Around a century and a half after Caillie, veteran Polish correspondent Ryszard Kapuscinski wrote as he flew into Timbuktu by plane: “The town consists of clay houses built on sand. The clay and sand are the same colour, so the town looks like an organic part of the desert – a fragment of the Sahara shaped into rectangular blocks, and elevated. The heat curdles the blood, paralyses the body, stuns.”
And outspoken Irish rocker and anti-famine campaigner Bob Geldof is reported to have exclaimed, “Is that it?” when he first clapped eyes on Timbuktu on a visit in the 1980s.
But residents like Hamaleck the guide, echoing the 15th century proverb, know Timbuktu’s treasures are not immediately visible to the eye. “There is a mystery in Timbuktu, but it is something that you can only feel and not see,” he says.
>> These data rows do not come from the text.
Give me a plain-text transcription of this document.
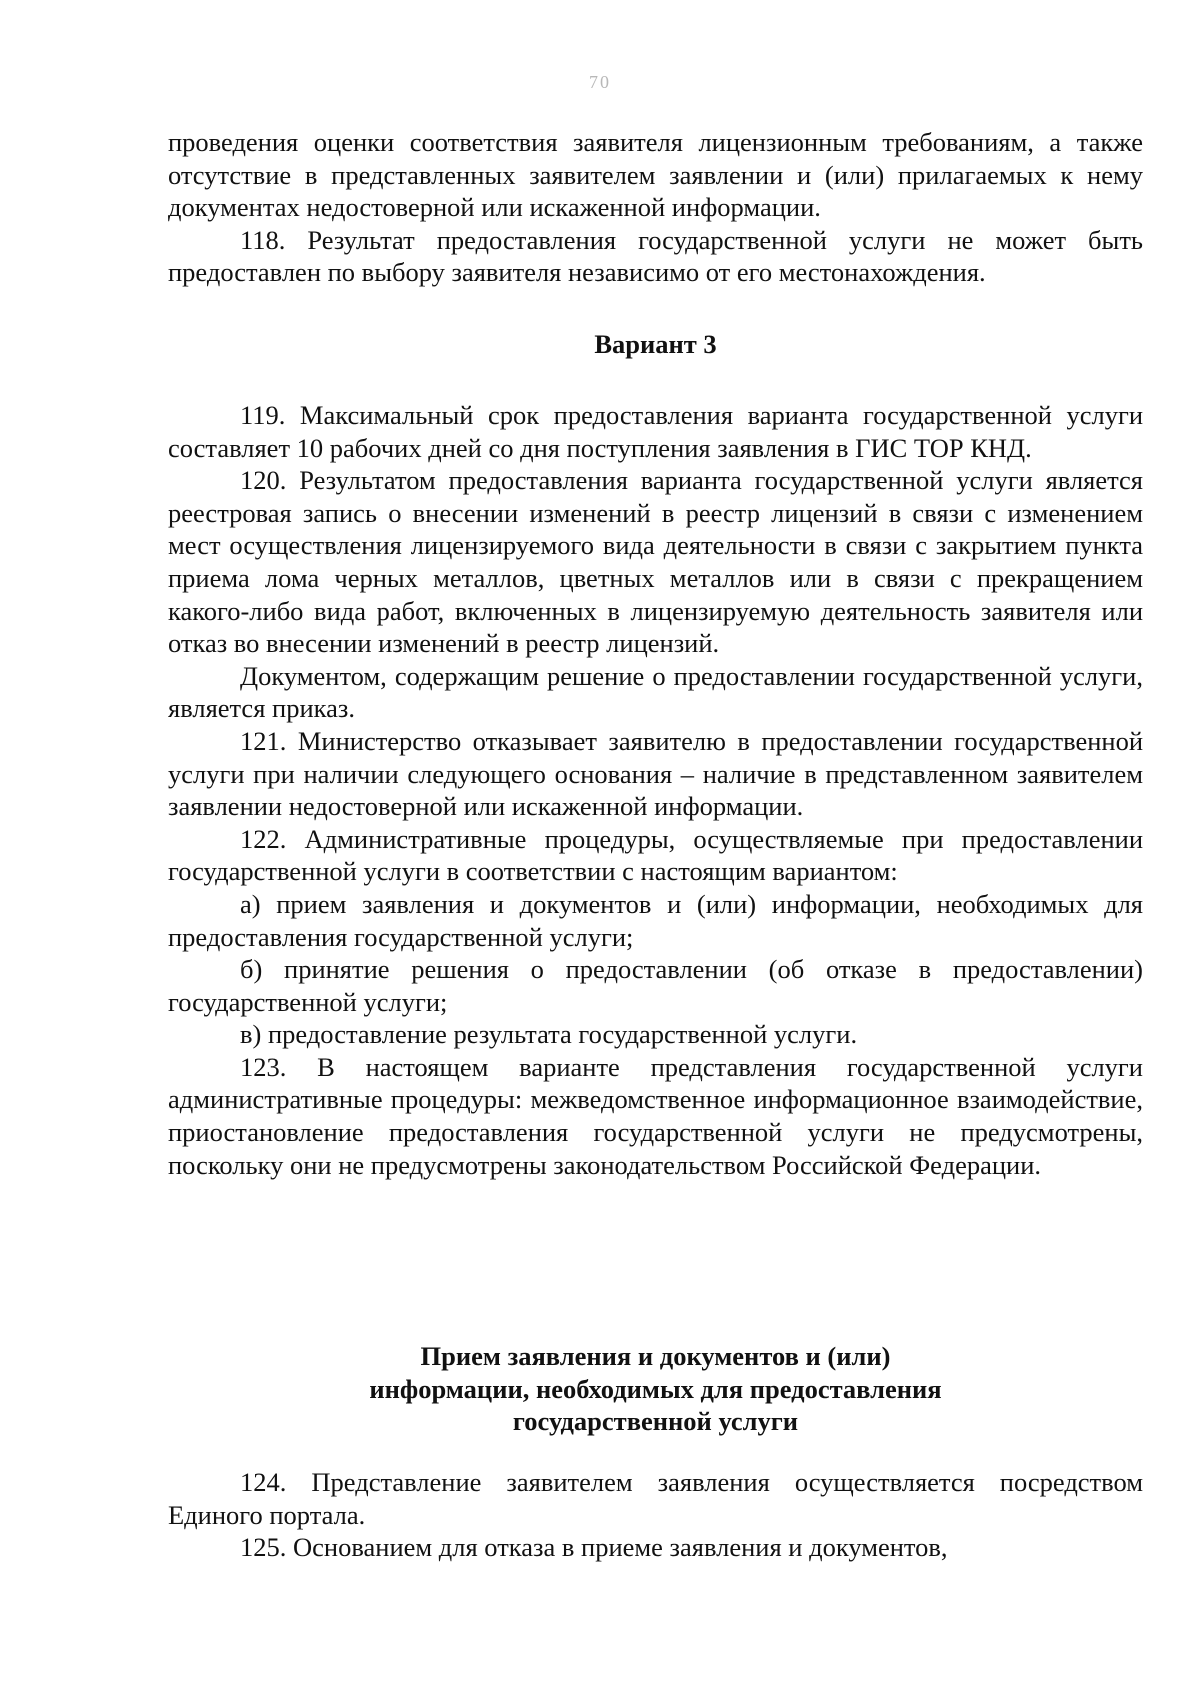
70

проведения оценки соответствия заявителя лицензионным требованиям, а также отсутствие в представленных заявителем заявлении и (или) прилагаемых к нему документах недостоверной или искаженной информации.

118. Результат предоставления государственной услуги не может быть предоставлен по выбору заявителя независимо от его местонахождения.

Вариант 3

119. Максимальный срок предоставления варианта государственной услуги составляет 10 рабочих дней со дня поступления заявления в ГИС ТОР КНД.

120. Результатом предоставления варианта государственной услуги является реестровая запись о внесении изменений в реестр лицензий в связи с изменением мест осуществления лицензируемого вида деятельности в связи с закрытием пункта приема лома черных металлов, цветных металлов или в связи с прекращением какого-либо вида работ, включенных в лицензируемую деятельность заявителя или отказ во внесении изменений в реестр лицензий.

Документом, содержащим решение о предоставлении государственной услуги, является приказ.

121. Министерство отказывает заявителю в предоставлении государственной услуги при наличии следующего основания – наличие в представленном заявителем заявлении недостоверной или искаженной информации.

122. Административные процедуры, осуществляемые при предоставлении государственной услуги в соответствии с настоящим вариантом:

а) прием заявления и документов и (или) информации, необходимых для предоставления государственной услуги;

б) принятие решения о предоставлении (об отказе в предоставлении) государственной услуги;

в) предоставление результата государственной услуги.

123. В настоящем варианте представления государственной услуги административные процедуры: межведомственное информационное взаимодействие, приостановление предоставления государственной услуги не предусмотрены, поскольку они не предусмотрены законодательством Российской Федерации.

Прием заявления и документов и (или)
информации, необходимых для предоставления
государственной услуги

124. Представление заявителем заявления осуществляется посредством Единого портала.

125. Основанием для отказа в приеме заявления и документов,
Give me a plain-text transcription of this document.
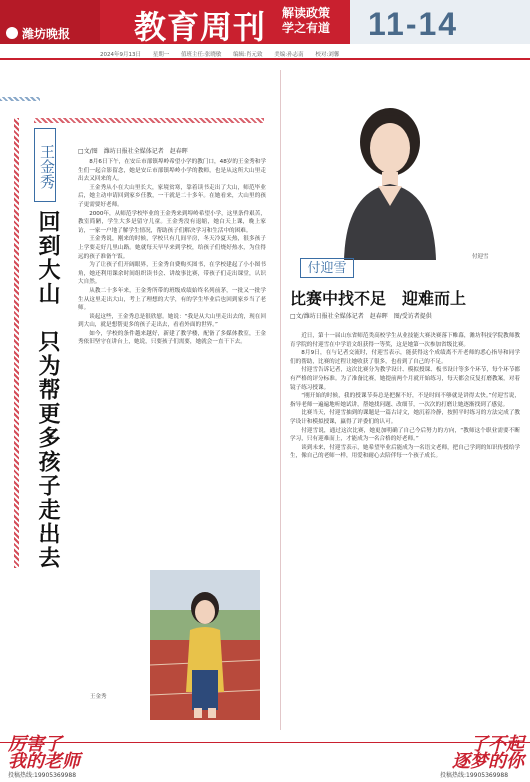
潍坊晚报 教育周刊 解读政策
学之有道	11-14
2024年9月13日 星期一 值班主任:张晓敏 编辑:肖元致 美编:孙志南 校对:刘馨
王金秀
回到大山　只为帮更多孩子走出去
□文/图　潍坊日报社全媒体记者　赵春晖

8月6日下午，在安丘市郚镇埠岭希望小学的教门口，48岁的王金秀和学生们一起合影留念，她是安丘市郚镇埠岭小学的教师，也是从这所大山里走出去又回来的人。

王金秀从小在大山里长大，家境贫寒，靠着读书走出了大山，师范毕业后，她主动申请回到家乡任教，一干就是二十多年。在她看来，大山里的孩子更需要好老师。

2000年，从师范学校毕业的王金秀来到埠岭希望小学，这里条件艰苦，教室简陋，学生大多是留守儿童。王金秀没有退缩，她白天上课，晚上家访，一家一户地了解学生情况，帮助孩子们解决学习和生活中的困难。

王金秀说，刚来的时候，学校只有几间平房，冬天冷夏天热，很多孩子上学要走好几里山路。她就每天早早来到学校，给孩子们烧好热水，为住得远的孩子准备午饭。

为了让孩子们开阔眼界，王金秀自费购买图书，在学校建起了小小图书角，她还利用课余时间组织读书会、讲故事比赛，带孩子们走出课堂，认识大自然。

从教二十多年来，王金秀所带的班级成绩始终名列前茅，一批又一批学生从这里走出大山，考上了理想的大学，有的学生毕业后也回到家乡当了老师。

谈起这些，王金秀总是很欣慰。她说：“我是从大山里走出去的，现在回到大山，就是想帮更多的孩子走出去，看看外面的世界。”

如今，学校的条件越来越好，新建了教学楼，配备了多媒体教室，王金秀依旧坚守在讲台上，她说，只要孩子们需要，她就会一直干下去。

王金秀
付迎雪
付迎雪
比赛中找不足　迎难而上
□文/潍坊日报社全媒体记者　赵春晖　图/受访者提供

近日，第十一届山东省师范类高校学生从业技能大赛决赛落下帷幕，潍坊科技学院教师教育学院的付迎雪在中学语文组获得一等奖，这是她第一次参加省级比赛。

8月9日，在与记者交流时，付迎雪表示，能获得这个成绩离不开老师的悉心指导和同学们的帮助，比赛的过程让她收获了很多，也看到了自己的不足。

付迎雪告诉记者，这次比赛分为教学设计、模拟授课、板书设计等多个环节，每个环节都有严格的评分标准。为了准备比赛，她提前两个月就开始练习，每天都会反复打磨教案，对着镜子练习授课。

“刚开始的时候，我的授课节奏总是把握不好，不是时间不够就是讲得太快。”付迎雪说，指导老师一遍遍地听她试讲，帮她找问题、改细节，一次次的打磨让她逐渐找到了感觉。

比赛当天，付迎雪抽到的课题是一篇古诗文，她沉着冷静，按照平时练习的方法完成了教学设计和模拟授课，赢得了评委们的认可。

付迎雪说，通过这次比赛，她更加明确了自己今后努力的方向，“教师这个职业需要不断学习，只有迎难而上，才能成为一名合格的好老师。”

谈到未来，付迎雪表示，她希望毕业后能成为一名语文老师，把自己学到的知识传授给学生，像自己的老师一样，用爱和耐心去陪伴每一个孩子成长。

厉害了
我的老师
投稿热线:19905369988
了不起
逐梦的你
投稿热线:19905369988
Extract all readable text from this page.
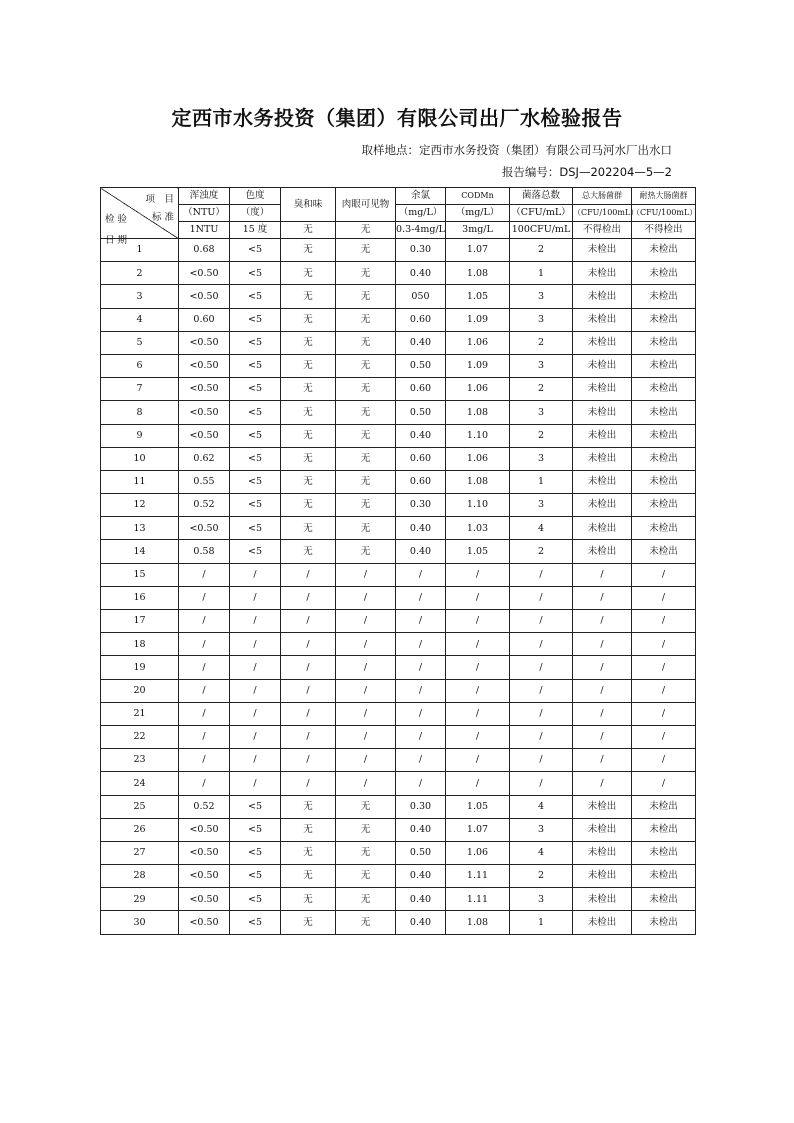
定西市水务投资（集团）有限公司出厂水检验报告
取样地点：定西市水务投资（集团）有限公司马河水厂出水口
报告编号：DSJ—202204—5—2
项　目
检 验 标 准
日 期	浑浊度	色度	臭和味	肉眼可见物	余氯	CODMn	菌落总数	总大肠菌群	耐热大肠菌群
	（NTU）	（度）			（mg/L）	（mg/L）	（CFU/mL）	（CFU/100mL）	（CFU/100mL）
	1NTU	15 度	无	无	0.3-4mg/L	3mg/L	100CFU/mL	不得检出	不得检出
1	0.68	<5	无	无	0.30	1.07	2	未检出	未检出
2	<0.50	<5	无	无	0.40	1.08	1	未检出	未检出
3	<0.50	<5	无	无	050	1.05	3	未检出	未检出
4	0.60	<5	无	无	0.60	1.09	3	未检出	未检出
5	<0.50	<5	无	无	0.40	1.06	2	未检出	未检出
6	<0.50	<5	无	无	0.50	1.09	3	未检出	未检出
7	<0.50	<5	无	无	0.60	1.06	2	未检出	未检出
8	<0.50	<5	无	无	0.50	1.08	3	未检出	未检出
9	<0.50	<5	无	无	0.40	1.10	2	未检出	未检出
10	0.62	<5	无	无	0.60	1.06	3	未检出	未检出
11	0.55	<5	无	无	0.60	1.08	1	未检出	未检出
12	0.52	<5	无	无	0.30	1.10	3	未检出	未检出
13	<0.50	<5	无	无	0.40	1.03	4	未检出	未检出
14	0.58	<5	无	无	0.40	1.05	2	未检出	未检出
15	/	/	/	/	/	/	/	/	/
16	/	/	/	/	/	/	/	/	/
17	/	/	/	/	/	/	/	/	/
18	/	/	/	/	/	/	/	/	/
19	/	/	/	/	/	/	/	/	/
20	/	/	/	/	/	/	/	/	/
21	/	/	/	/	/	/	/	/	/
22	/	/	/	/	/	/	/	/	/
23	/	/	/	/	/	/	/	/	/
24	/	/	/	/	/	/	/	/	/
25	0.52	<5	无	无	0.30	1.05	4	未检出	未检出
26	<0.50	<5	无	无	0.40	1.07	3	未检出	未检出
27	<0.50	<5	无	无	0.50	1.06	4	未检出	未检出
28	<0.50	<5	无	无	0.40	1.11	2	未检出	未检出
29	<0.50	<5	无	无	0.40	1.11	3	未检出	未检出
30	<0.50	<5	无	无	0.40	1.08	1	未检出	未检出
Besides its architectural marvels, Timbuktu also boasts tens of thousands of ancient, brittle manuscripts, some from the 13th century, which academics say prove Africa had a written history at least as old as the European Renaissance.
Written in ornate calligraphy, this is a compendium of learning on everything from law, sciences and medicine to history and politics. Some experts compare it in importance to the Dead Sea Scrolls.
Some texts were stashed for generations under mud homes and in desert caves by proud Malian families who feared they would be stolen by Moroccan invaders, European explorers and then French colonialists.
In an effort to preserve the texts, the Tombouctou Manuscripts Project was set up and run by the University of Cape Town in a partnership with the South African government. As well as preserving the manuscripts, this project also aimed to improve access to the city’s public and private libraries.
Michael Covitt, founder of the Malian Manuscript Foundation and a US documentary film producer, says the ancient manuscripts contain doctrines of “peace, tolerance, cultural diversity and conflict resolution” that have served Mali for decades.
Many are hoping the Tuareg rebels and the coup leaders in Bamako will heed the message of Timbuktu’s manuscripts.